Wednesday, October 30, 2019

Department of Dreams (review)

Spoilers Ahoy!

Some forms of art take time for the mind and soul to digest.  Department of Dreams by Jeton Neziraj (translated by Alexandra Channer) proves one of these. Set in a vaguely European nation under the rule of an unspecified dictator, the play follows the story of one Dan (John Logan) a recent employee at the title government office.

Exactly what is said Department of Dreams?  It functions as a depository of dreams, their analysis and sometimes their recycling.  Citizens turn in dreams and the interpreters decide if the dream is important or trivial.  Important dreams can reveal vital intelligence, such as plots against the government or the identity of traitors.  An Official (David E. Frank) takes Dan on a brief tour, along the way introducing Dreambuilder (Aaron Bray) who can dream others' dreams if he tortures himself enough.  He does that a lot.  Eventually he starts wandering on stage as dream versions of famous people--since his superiors want him to learn the secrets of the rich and powerful.  One wonders at a certain point whether his dreams are real any more.  It never becomes totally clear.

Nothing in the Department of Dreams is clear.  One can become lost, very easily.  The rooms may shift.  Doors may appear out of seeming nowhere.  Everything in the Department is underground, in all seven floors.  No one wants to go to the Sixth Floor.  No one.  There, citizens are cleansed.  A few go to the seventh floor.  No one ever returns from there. 
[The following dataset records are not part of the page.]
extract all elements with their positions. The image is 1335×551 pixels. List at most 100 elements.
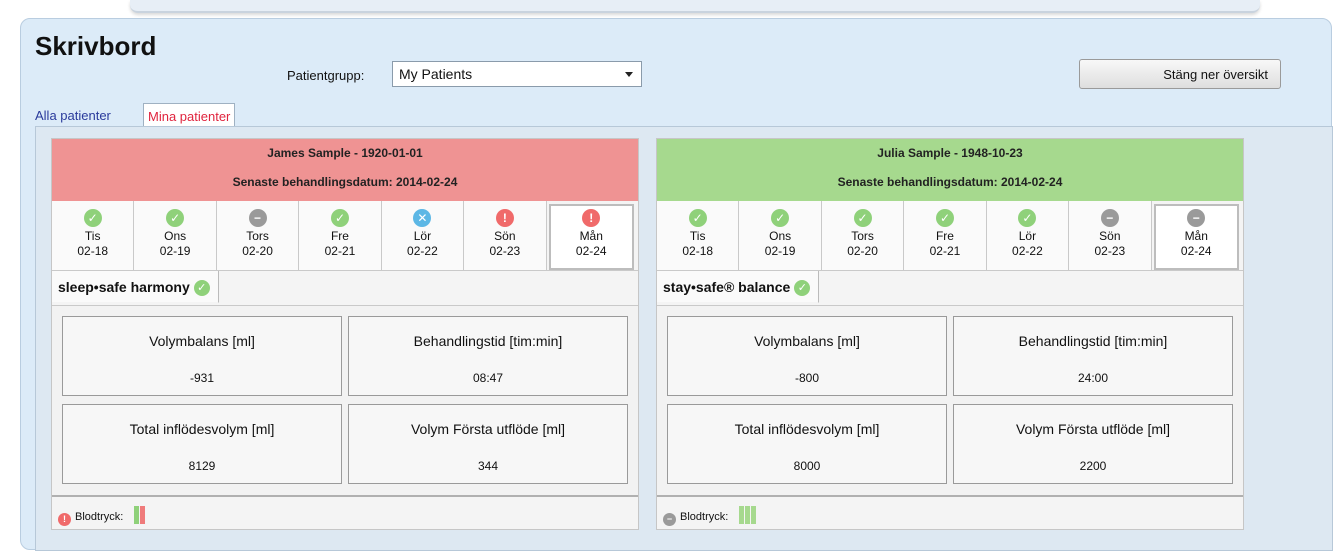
day-label: Lör [413, 229, 432, 243]
metric-value: 2200 [1079, 459, 1107, 473]
day-label: Tors [851, 229, 874, 243]
bar-chart-icon [134, 506, 146, 527]
metric-value: 24:00 [1077, 371, 1109, 385]
day-cell[interactable]: ✓ Tis 02-18 [657, 201, 740, 270]
patient-card[interactable]: Julia Sample - 1948-10-23 Senaste behand… [656, 138, 1244, 530]
metric-label: Volymbalans [ml] [149, 333, 255, 349]
patient-group-select[interactable]: My Patients [392, 61, 642, 87]
day-date: 02-24 [575, 244, 607, 258]
exclamation-icon: ! [58, 513, 71, 526]
check-icon: ✓ [83, 209, 102, 227]
minus-icon: − [1100, 209, 1119, 227]
metrics-panel: Volymbalans [ml] -800 Behandlingstid [tim… [657, 305, 1243, 497]
check-icon: ✓ [330, 209, 349, 227]
day-label: Tis [689, 229, 706, 243]
day-label: Fre [330, 229, 349, 243]
metric-value: 344 [477, 459, 499, 473]
patients-panel: James Sample - 1920-01-01 Senaste behand… [35, 126, 1333, 551]
day-date: 02-19 [764, 244, 796, 258]
day-date: 02-23 [1094, 244, 1126, 258]
check-icon: ✓ [771, 209, 790, 227]
device-name: stay•safe® balance [663, 279, 791, 295]
day-cell[interactable]: ✓ Tors 02-20 [821, 201, 905, 270]
close-overview-button[interactable]: Stäng ner översikt [1079, 59, 1281, 89]
day-cell[interactable]: ! Sön 02-23 [464, 201, 547, 270]
day-label: Ons [164, 229, 187, 243]
metric-label: Volym Första utflöde [ml] [410, 421, 566, 437]
metric-box: Behandlingstid [tim:min] 24:00 [953, 316, 1233, 396]
day-date: 02-22 [407, 244, 438, 258]
check-icon: ✓ [935, 209, 954, 227]
metric-label: Behandlingstid [tim:min] [413, 333, 563, 349]
blood-pressure-row[interactable]: − Blodtryck: [657, 499, 1243, 529]
day-date: 02-19 [159, 244, 191, 258]
device-tab[interactable]: sleep•safe harmony ✓ [52, 271, 219, 303]
day-date: 02-24 [1180, 244, 1212, 258]
device-tab[interactable]: stay•safe® balance ✓ [657, 271, 820, 303]
device-tab-bar: stay•safe® balance ✓ [657, 271, 1243, 305]
chevron-down-icon [625, 72, 633, 77]
metric-box: Total inflödesvolym [ml] 8000 [667, 404, 947, 484]
tab-all-patients[interactable]: Alla patienter [35, 103, 115, 127]
patient-header: Julia Sample - 1948-10-23 Senaste behand… [657, 139, 1243, 201]
day-date: 02-20 [847, 244, 878, 258]
tab-my-patients[interactable]: Mina patienter [143, 103, 236, 127]
metric-box: Volymbalans [ml] -931 [62, 316, 342, 396]
exclamation-icon: ! [495, 209, 514, 227]
metric-label: Volym Första utflöde [ml] [1015, 421, 1171, 437]
check-icon: ✓ [1018, 209, 1037, 227]
metric-value: 8000 [793, 459, 821, 473]
day-cell-selected[interactable]: ! Mån 02-24 [548, 204, 634, 270]
check-icon: ✓ [688, 209, 707, 227]
day-cell[interactable]: ✓ Lör 02-22 [986, 201, 1070, 270]
blood-pressure-label: Blodtryck: [75, 511, 124, 523]
metric-value: 8129 [188, 459, 216, 473]
patient-group-value: My Patients [399, 66, 473, 82]
blood-pressure-row[interactable]: ! Blodtryck: [52, 499, 638, 529]
patient-header: James Sample - 1920-01-01 Senaste behand… [52, 139, 638, 201]
minus-icon: − [248, 209, 267, 227]
day-date: 02-18 [77, 244, 109, 258]
metric-label: Volymbalans [ml] [754, 333, 860, 349]
day-cell[interactable]: ✓ Fre 02-21 [299, 201, 382, 270]
metric-value: 08:47 [472, 371, 504, 385]
exclamation-icon: ! [582, 209, 601, 227]
day-cell[interactable]: − Sön 02-23 [1069, 201, 1152, 270]
metric-box: Volym Första utflöde [ml] 344 [348, 404, 628, 484]
day-label: Ons [769, 229, 792, 243]
patient-card[interactable]: James Sample - 1920-01-01 Senaste behand… [51, 138, 639, 530]
bar-chart-icon [739, 506, 757, 527]
day-label: Sön [1099, 229, 1121, 243]
metric-label: Total inflödesvolym [ml] [734, 421, 880, 437]
metric-label: Behandlingstid [tim:min] [1018, 333, 1168, 349]
metric-value: -931 [189, 371, 215, 385]
cross-icon: ✕ [413, 209, 432, 227]
last-treatment-date: Senaste behandlingsdatum: 2014-02-24 [232, 175, 458, 189]
patient-name: Julia Sample - 1948-10-23 [877, 146, 1023, 160]
blood-pressure-label: Blodtryck: [680, 511, 729, 523]
day-cell[interactable]: ✓ Tis 02-18 [52, 201, 135, 270]
day-cell[interactable]: ✕ Lör 02-22 [381, 201, 465, 270]
check-icon: ✓ [166, 209, 185, 227]
treatment-days: ✓ Tis 02-18 ✓ Ons 02-19 − Tors 02-20 ✓ Fre 02-21… [52, 201, 638, 271]
device-name: sleep•safe harmony [58, 279, 190, 295]
metric-box: Volymbalans [ml] -800 [667, 316, 947, 396]
day-label: Mån [579, 229, 603, 243]
check-icon: ✓ [853, 209, 872, 227]
metrics-panel: Volymbalans [ml] -931 Behandlingstid [tim… [52, 305, 638, 497]
day-date: 02-18 [682, 244, 714, 258]
day-date: 02-22 [1012, 244, 1043, 258]
day-cell-selected[interactable]: − Mån 02-24 [1153, 204, 1239, 270]
day-cell[interactable]: ✓ Ons 02-19 [134, 201, 217, 270]
treatment-days: ✓ Tis 02-18 ✓ Ons 02-19 ✓ Tors 02-20 ✓ Fre 02-21… [657, 201, 1243, 271]
metric-value: -800 [794, 371, 820, 385]
day-cell[interactable]: ✓ Ons 02-19 [739, 201, 822, 270]
metric-box: Total inflödesvolym [ml] 8129 [62, 404, 342, 484]
day-date: 02-23 [489, 244, 521, 258]
page-title: Skrivbord [35, 31, 157, 61]
day-cell[interactable]: − Tors 02-20 [216, 201, 300, 270]
metric-box: Behandlingstid [tim:min] 08:47 [348, 316, 628, 396]
day-label: Sön [494, 229, 516, 243]
day-cell[interactable]: ✓ Fre 02-21 [904, 201, 987, 270]
patient-group-label: Patientgrupp: [287, 68, 365, 83]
The Department of course functions as a tool of repression, as well as a bureaucracy of those obsessed with their own position such as The Master (Bo Roberts) who is only answerable to The Boss (who may or may not be the President of this unknown nation).  The Master, revered above all others in the Department, proves a weak and venal old man long past his prime.  If indeed he ever had one.  As with all things dream-like, clarity remains rare.  The first person we meet , interestingly, is named Night (Angela Beyer)--seemingly haunting these halls, in a sustained state of fear.  Yet as the story begins, she remains an actress whose odd dream about two eggs puzzled Dan enough to request her interview.  He falls in love with her, to his surprise.  Is the play a flashback then?  A premonition?  Both and neither?  Either/or?  Why does the vanished Dream Interpreter Shortleg (Gifford Irvine) keep showing up after he should be dead? 
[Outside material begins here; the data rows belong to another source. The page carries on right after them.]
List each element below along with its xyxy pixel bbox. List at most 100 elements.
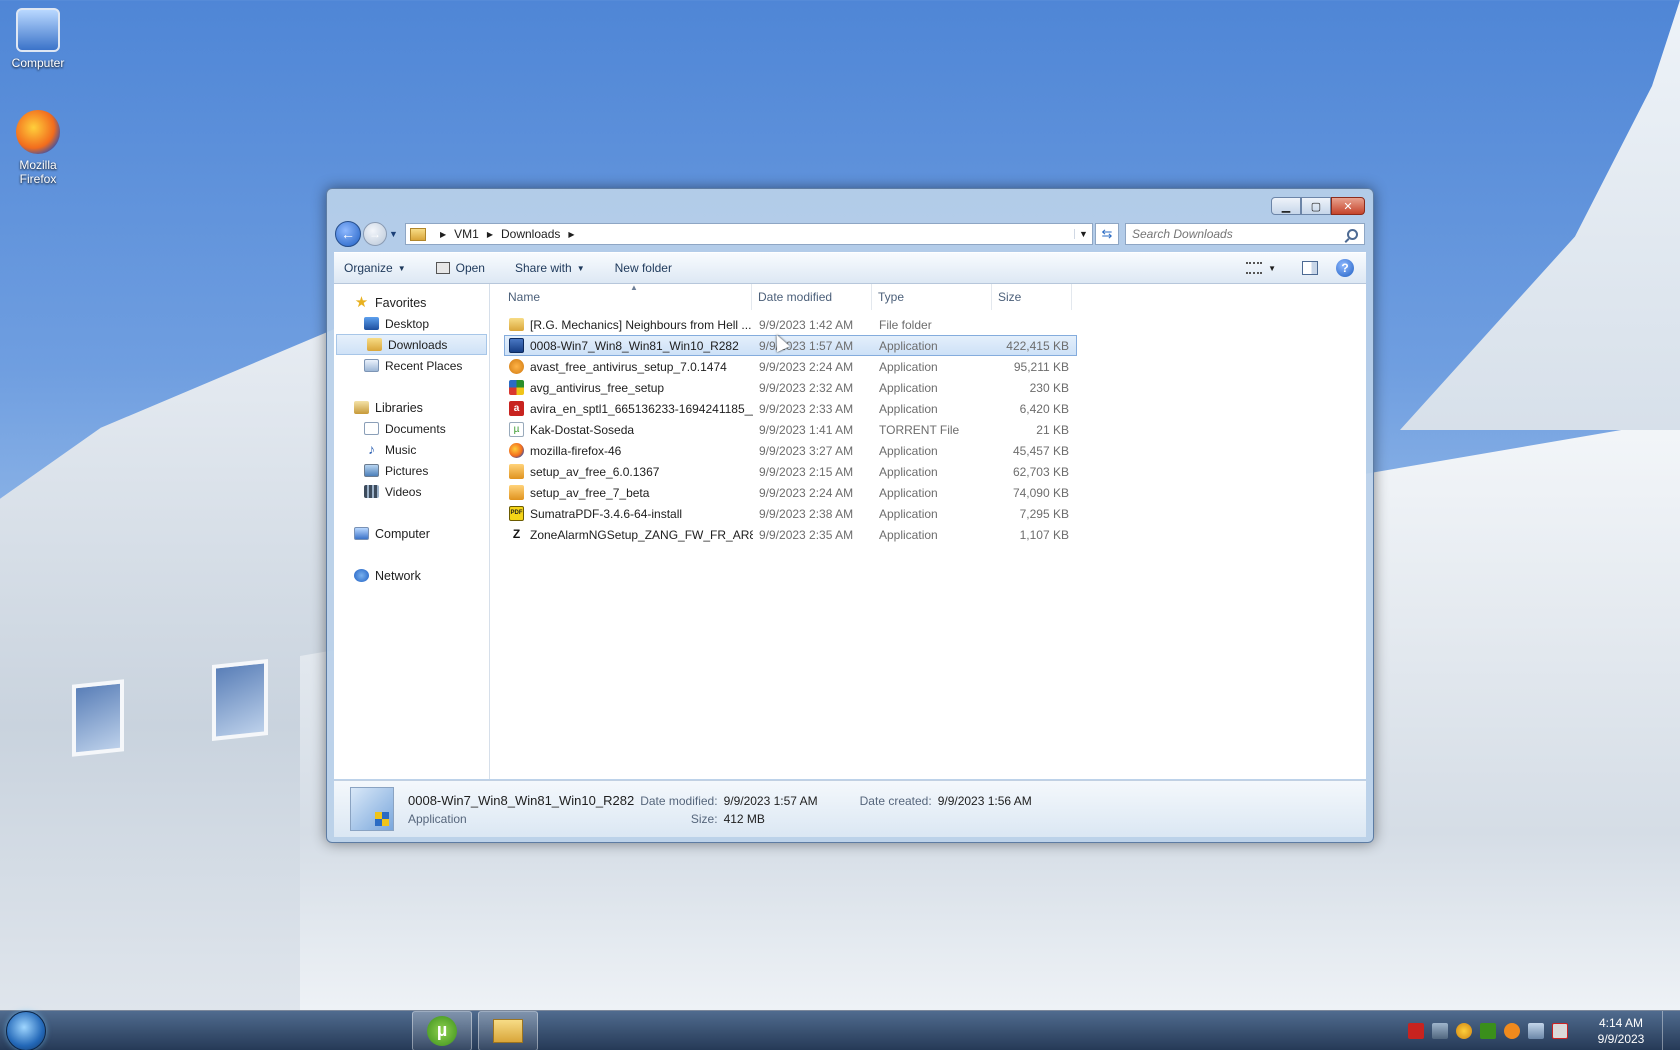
nav-documents[interactable]: Documents (334, 418, 489, 439)
file-row[interactable]: PDF SumatraPDF-3.4.6-64-install 9/9/2023 … (504, 503, 1077, 524)
folder-icon (509, 318, 524, 331)
file-row[interactable]: a avira_en_sptl1_665136233-1694241185__a.… (504, 398, 1077, 419)
file-name: setup_av_free_7_beta (530, 485, 650, 500)
avira-tray-icon[interactable] (1408, 1022, 1424, 1039)
file-row[interactable]: setup_av_free_7_beta 9/9/2023 2:24 AM Ap… (504, 482, 1077, 503)
wallpaper-window (72, 679, 124, 757)
minimize-button[interactable]: ▁ (1271, 197, 1301, 215)
zonealarm-icon: Z (509, 527, 524, 542)
open-button[interactable]: Open (435, 261, 485, 275)
nav-network[interactable]: Network (334, 565, 489, 586)
clock-time: 4:14 AM (1598, 1015, 1644, 1030)
nav-videos[interactable]: Videos (334, 481, 489, 502)
file-date: 9/9/2023 2:38 AM (759, 506, 854, 521)
view-options-dropdown[interactable]: ▼ (1268, 264, 1276, 273)
start-button[interactable] (6, 1010, 46, 1050)
setup-icon (509, 464, 524, 479)
desktop-icon-firefox[interactable]: Mozilla Firefox (2, 110, 74, 186)
file-row[interactable]: avast_free_antivirus_setup_7.0.1474 9/9/… (504, 356, 1077, 377)
file-row-selected[interactable]: 0008-Win7_Win8_Win81_Win10_R282 9/9/2023… (504, 335, 1077, 356)
search-tray-icon[interactable] (1456, 1022, 1472, 1039)
content-area: ★ Favorites Desktop Downloads Recent Plac… (334, 283, 1366, 779)
forward-button[interactable]: → (363, 222, 387, 246)
avast-tray-icon[interactable] (1504, 1022, 1520, 1039)
torrent-icon: µ (509, 422, 524, 437)
file-size: 422,415 KB (1006, 338, 1069, 353)
file-size: 62,703 KB (1012, 464, 1069, 479)
file-list: ▲ Name Date modified Type Size [R.G. Mec… (490, 283, 1366, 779)
file-type: Application (879, 464, 938, 479)
nav-music[interactable]: ♪ Music (334, 439, 489, 460)
column-header-size[interactable]: Size (992, 284, 1072, 310)
file-name: setup_av_free_6.0.1367 (530, 464, 660, 479)
preview-pane-icon[interactable] (1302, 261, 1318, 275)
new-folder-button[interactable]: New folder (615, 261, 672, 275)
sort-indicator-icon: ▲ (630, 283, 638, 292)
network-tray-icon[interactable] (1432, 1022, 1448, 1039)
taskbar-explorer[interactable] (478, 1010, 538, 1050)
file-type: Application (879, 401, 938, 416)
file-date: 9/9/2023 2:35 AM (759, 527, 854, 542)
file-date: 9/9/2023 1:42 AM (759, 317, 854, 332)
installer-icon (350, 787, 394, 831)
nav-desktop[interactable]: Desktop (334, 313, 489, 334)
address-bar[interactable]: ▶ VM1 ▶ Downloads ▶ ▼ (405, 223, 1093, 245)
close-button[interactable]: ✕ (1331, 197, 1365, 215)
breadcrumb-downloads[interactable]: Downloads ▶ (501, 227, 575, 241)
nav-downloads[interactable]: Downloads (336, 334, 487, 355)
share-with-button[interactable]: Share with ▼ (515, 261, 585, 275)
nav-favorites[interactable]: ★ Favorites (334, 292, 489, 313)
file-row[interactable]: Z ZoneAlarmNGSetup_ZANG_FW_FR_AR8Z... 9/9… (504, 524, 1077, 545)
desktop-icon-label: Mozilla Firefox (19, 158, 57, 186)
desktop-icon-computer[interactable]: Computer (2, 8, 74, 70)
nav-recent-places[interactable]: Recent Places (334, 355, 489, 376)
file-row[interactable]: [R.G. Mechanics] Neighbours from Hell ..… (504, 314, 1077, 335)
column-header-date-modified[interactable]: Date modified (752, 284, 872, 310)
recent-pages-dropdown[interactable]: ▼ (389, 229, 401, 239)
file-rows: [R.G. Mechanics] Neighbours from Hell ..… (490, 310, 1366, 545)
nav-pictures[interactable]: Pictures (334, 460, 489, 481)
file-date: 9/9/2023 2:33 AM (759, 401, 854, 416)
taskbar-utorrent[interactable]: µ (412, 1010, 472, 1050)
installer-icon (509, 338, 524, 353)
avast-icon (509, 359, 524, 374)
column-header-type[interactable]: Type (872, 284, 992, 310)
file-size: 74,090 KB (1012, 485, 1069, 500)
volume-muted-icon[interactable] (1552, 1022, 1568, 1039)
file-name: ZoneAlarmNGSetup_ZANG_FW_FR_AR8Z... (530, 527, 753, 542)
search-icon[interactable] (1347, 228, 1358, 240)
nav-libraries[interactable]: Libraries (334, 397, 489, 418)
display-tray-icon[interactable] (1528, 1022, 1544, 1039)
details-pane: 0008-Win7_Win8_Win81_Win10_R282 Date mod… (334, 780, 1366, 837)
address-dropdown[interactable]: ▼ (1074, 229, 1092, 239)
refresh-button[interactable]: ⇆ (1095, 223, 1119, 245)
utorrent-tray-icon[interactable] (1480, 1022, 1496, 1039)
search-input[interactable] (1132, 227, 1347, 241)
change-view-icon[interactable] (1246, 262, 1263, 274)
file-row[interactable]: µ Kak-Dostat-Soseda 9/9/2023 1:41 AM TORR… (504, 419, 1077, 440)
clock[interactable]: 4:14 AM 9/9/2023 (1586, 1015, 1656, 1047)
file-size: 45,457 KB (1012, 443, 1069, 458)
breadcrumb-vm1[interactable]: VM1 ▶ (454, 227, 493, 241)
details-size: 412 MB (723, 811, 765, 826)
recent-places-icon (364, 359, 379, 372)
back-button[interactable]: ← (335, 221, 361, 247)
breadcrumb-root-arrow[interactable]: ▶ (432, 230, 446, 239)
column-header-name[interactable]: Name (490, 284, 752, 310)
file-row[interactable]: mozilla-firefox-46 9/9/2023 3:27 AM Appl… (504, 440, 1077, 461)
file-size: 1,107 KB (1019, 527, 1069, 542)
file-row[interactable]: avg_antivirus_free_setup 9/9/2023 2:32 A… (504, 377, 1077, 398)
maximize-button[interactable]: ▢ (1301, 197, 1331, 215)
show-desktop-button[interactable] (1662, 1010, 1674, 1050)
close-icon: ✕ (1343, 200, 1353, 213)
file-row[interactable]: setup_av_free_6.0.1367 9/9/2023 2:15 AM … (504, 461, 1077, 482)
search-box[interactable] (1125, 223, 1365, 245)
pictures-icon (364, 464, 379, 477)
open-icon (435, 262, 450, 274)
file-date: 9/9/2023 2:15 AM (759, 464, 854, 479)
help-icon[interactable]: ? (1336, 259, 1354, 277)
file-size: 95,211 KB (1013, 359, 1069, 374)
organize-button[interactable]: Organize ▼ (344, 261, 406, 275)
nav-computer[interactable]: Computer (334, 523, 489, 544)
chevron-down-icon: ▼ (576, 263, 585, 273)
What one (or at least this one) comes away with is the consequences of seeing our imagination as the last thing remaining to be taken over by the State.  One the one hand, such seems one of the cruelest of all possible slaveries--to control and weaponize our very dreams, the whirling mass as emotions and weird realities below/under/behind our conscious minds.  A place where anything is possible.  Chaos in other words.  Maybe even Hell.  Or turned into a workable version of it.  A vision we must take and interpret as we see fit, through the lens of our own consciousness, our own history and perceptions.

Just like dreams.

Just like all art when you think on it.  The characters at times even seem to recognize they are in a stage play--until we learn that part, i.e. them perceiving the truth--turns out to be part of a dream.  Not that most care about anything existential, not when that very dream could be used as evidence to destroy a rival.

The cast entire does the fine job I frankly have come to expect from City Garage, with Frederique Michel's direction showing wonderful insight, most of all in terms of casting, while an extra nod should go to Gaston Vinas' graphic animations (you'll have to see the show to see what I mean).

Department of Dreams plays Fridays and Saturdays at 8pm, Sundays at 3pm until December 8, 2019 at the City Garage, Bergamot, T1 Space, 2525 Michigan Ave., Santa Monica, CA 90404.